It is experimentaly true that a material keep with same temperature at fusion? If I have some amount of ice, and I give to it heat in order to turn it to water (and by the relations in thermodynamics we expect that an specific amount of heat is sufficient and necessary to transforms ice on water).
If experimentally we give the mentioned quantity of energy, we really get an system at the end of procedure that is only water with 0°C?
There is some article that can I read?
Thank you.
 A: Yes, you will put energy into the system and the temperature will stay the same. This energy is needed for the crystal structure to be dissolved. I grant you that it is a strange thought indeed!
In a microscopic scale, the energy of each particle is not the same. If you take liquid water at room temperature, not every single molecule will have the same kinetic energy. That is distributed according to the Maxwell-Boltzmann distribution. Macroscopic quantities like the temperature only have a meaning when averaged over many many particles.
Cold ice is not completely solid.

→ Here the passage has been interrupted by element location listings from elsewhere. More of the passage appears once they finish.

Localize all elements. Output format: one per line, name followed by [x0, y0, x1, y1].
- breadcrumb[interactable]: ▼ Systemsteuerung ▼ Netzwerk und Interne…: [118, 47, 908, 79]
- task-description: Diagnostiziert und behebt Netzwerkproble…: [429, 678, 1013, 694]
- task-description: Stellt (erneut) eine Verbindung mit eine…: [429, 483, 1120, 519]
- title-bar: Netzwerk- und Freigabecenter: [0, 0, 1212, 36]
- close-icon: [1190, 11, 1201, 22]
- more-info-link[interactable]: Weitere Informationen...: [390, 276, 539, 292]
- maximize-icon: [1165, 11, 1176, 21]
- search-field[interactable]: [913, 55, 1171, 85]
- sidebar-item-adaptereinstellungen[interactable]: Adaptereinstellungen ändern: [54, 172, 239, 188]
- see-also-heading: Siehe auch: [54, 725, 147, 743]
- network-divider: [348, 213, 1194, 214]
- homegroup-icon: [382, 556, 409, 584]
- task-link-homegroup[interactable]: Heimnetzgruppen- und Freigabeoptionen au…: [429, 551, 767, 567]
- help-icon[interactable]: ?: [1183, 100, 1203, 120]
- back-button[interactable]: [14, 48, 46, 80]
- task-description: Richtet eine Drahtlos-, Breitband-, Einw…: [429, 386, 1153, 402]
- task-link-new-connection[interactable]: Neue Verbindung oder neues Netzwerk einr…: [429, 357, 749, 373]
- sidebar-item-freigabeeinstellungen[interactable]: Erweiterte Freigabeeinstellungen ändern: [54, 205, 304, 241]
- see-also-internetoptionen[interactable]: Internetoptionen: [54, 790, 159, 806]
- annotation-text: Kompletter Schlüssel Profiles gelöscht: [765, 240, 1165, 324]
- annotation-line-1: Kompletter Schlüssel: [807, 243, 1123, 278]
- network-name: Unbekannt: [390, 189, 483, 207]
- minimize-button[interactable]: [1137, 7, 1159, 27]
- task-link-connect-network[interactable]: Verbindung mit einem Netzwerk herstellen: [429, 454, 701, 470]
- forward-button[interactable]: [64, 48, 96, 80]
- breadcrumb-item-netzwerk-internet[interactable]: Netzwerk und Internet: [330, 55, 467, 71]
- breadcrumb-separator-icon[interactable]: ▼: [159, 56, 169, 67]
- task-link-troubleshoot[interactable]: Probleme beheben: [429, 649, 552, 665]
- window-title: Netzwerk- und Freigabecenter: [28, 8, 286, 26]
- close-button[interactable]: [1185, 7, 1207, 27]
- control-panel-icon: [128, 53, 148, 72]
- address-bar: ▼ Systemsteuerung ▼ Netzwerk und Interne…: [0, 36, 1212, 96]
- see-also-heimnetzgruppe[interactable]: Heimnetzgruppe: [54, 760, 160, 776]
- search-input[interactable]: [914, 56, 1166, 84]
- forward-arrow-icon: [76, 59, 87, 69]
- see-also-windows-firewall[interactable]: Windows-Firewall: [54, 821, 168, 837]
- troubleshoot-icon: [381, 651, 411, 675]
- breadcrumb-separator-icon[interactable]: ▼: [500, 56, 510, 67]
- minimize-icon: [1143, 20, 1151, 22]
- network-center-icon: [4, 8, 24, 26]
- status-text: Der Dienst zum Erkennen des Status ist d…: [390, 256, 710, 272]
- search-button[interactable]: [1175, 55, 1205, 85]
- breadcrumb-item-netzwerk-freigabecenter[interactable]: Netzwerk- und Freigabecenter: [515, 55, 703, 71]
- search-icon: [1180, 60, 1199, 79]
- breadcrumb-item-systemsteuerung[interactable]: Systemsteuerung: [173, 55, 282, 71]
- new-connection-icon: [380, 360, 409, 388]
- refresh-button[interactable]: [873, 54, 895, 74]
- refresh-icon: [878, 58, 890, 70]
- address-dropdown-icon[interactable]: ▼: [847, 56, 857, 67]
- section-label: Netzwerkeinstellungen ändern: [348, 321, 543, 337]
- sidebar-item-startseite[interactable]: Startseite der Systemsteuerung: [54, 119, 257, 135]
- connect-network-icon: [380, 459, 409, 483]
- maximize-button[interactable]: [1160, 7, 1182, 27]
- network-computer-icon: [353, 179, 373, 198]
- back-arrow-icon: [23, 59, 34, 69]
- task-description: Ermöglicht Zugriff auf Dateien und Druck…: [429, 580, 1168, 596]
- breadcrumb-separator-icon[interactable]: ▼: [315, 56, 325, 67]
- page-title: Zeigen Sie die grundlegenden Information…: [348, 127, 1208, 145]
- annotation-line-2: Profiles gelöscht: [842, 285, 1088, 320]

There are a couple of molecules which are “liquid”. The quotation marks are because a single particle has no phase in this sense. Single molecules can get stuck to the crystal or break free from it. The important thing is that the probability of breaking free will become smaller and smaller when the temperature decreases. At the melting point the chance of breaking free and getting stuck is the same. So you can change the system by inserting heat and make more molecules break free.